I reached for my phone on the bedside table slowly so as not to disturb his much-needed sleep.

The last thing I’d known was that we’d showered separately — because I couldn’t let him see me completely naked — and had another session, and then he’d come out with a wet towel to clean me as I went in and out of blissful consciousness. He had the most soothing voice, rough and clear, deep and throaty enough to lure me into sleep.

The exhaustion from the number of times he’d made me come helped me fall deeply too.

And that was exactly why my heartbeat quickened, thinking of how long we’d been asleep.

The hotel corridor would be crawling with StormSprint workers, including my father.

Luca was a good guy; I couldn’t put him in the middle of this, even if it meant pissing off my father.

Luca being a good guy also meant my dad might not even care. He might have warned everyone, but Luca wasn’t exactly a man any father could disapprove of.

Exhibit A: He’d put my phone on charge. And there was a pint of water beside it.

Which I knew made my bar pretty low but, if we continued like this, I would no doubt fall in love with him.

Because Luca Mendes was oh-so-fuckable and oh-so-lovable.

Damn the Mendes’s genes.

I glugged the water, parched from last night’s activities. As I set the drink aside again, I managed to slide my phone off the side, gravity pulling it free from the charger and falling onto the floor. He didn’t flinch but his snores stopped, his thumb rubbed at my bare stomach and then he was out again after pulling me closer to him and sighing in my ear.

I’d come six times last night. Six.

But because I hadn’t been filled… there was this unsatisfied tingle within me. I still needed more. I pressed further back into him, feeling his morning hard-on. The stamina of a fucking horse, this man.
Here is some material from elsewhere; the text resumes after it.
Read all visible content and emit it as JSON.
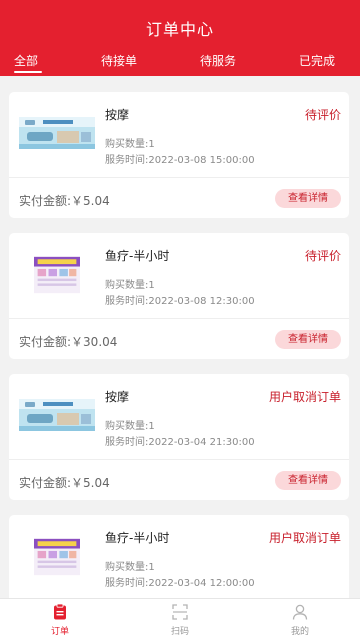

For a few minutes, I allowed myself to enjoy his embrace, eyeing up the muscled arms that held me in place, the solid feel of his chest against me. The length of him that I wanted to wriggle on.

And I could feel the fall. The opening of my mind. Like I was stepping closer and closer to the cliffedge without realising.

I’d always been like it. When I loved, I loved freely and fiercely.

That couldn’t happen here. I had a purpose and Luca Mendes was a distraction.

Without mercy, I ripped myself from his grip and ran to the ensuite to clean my teeth, grabbing some pyjamas on the way.

“Everly?” he called after me, voice hoarse.

“Yeah, one second,” I said, shoving my legs into the silk trousers.

I’d done nothing wrong, but I wanted to cry. My hormones were all over the place.

It wasn’t that I owed Pedro anything — definitely not — but this was the first time I’d cuddled anyone other than him… and felt something too. There was a relief, freeing my breaths, but also an overwhelming tug on my heart because I didn’t know where to go from here.

When I came back out, somewhat refreshed, he was sitting up in bed, scrolling through his phone. He looked up at me with a lazy smile. “Your pyjamas are nice. They look soft.”

On the bed, I shuffled over to him on my knees. He took my hips, stroking the silk, his finger running under the elastic band.

When he reached up to kiss me, I gave him an awkward peck, eyes open, when it was clear he’d been after more.

I fell to sit back on my heels.

He nodded, looking away at his phone.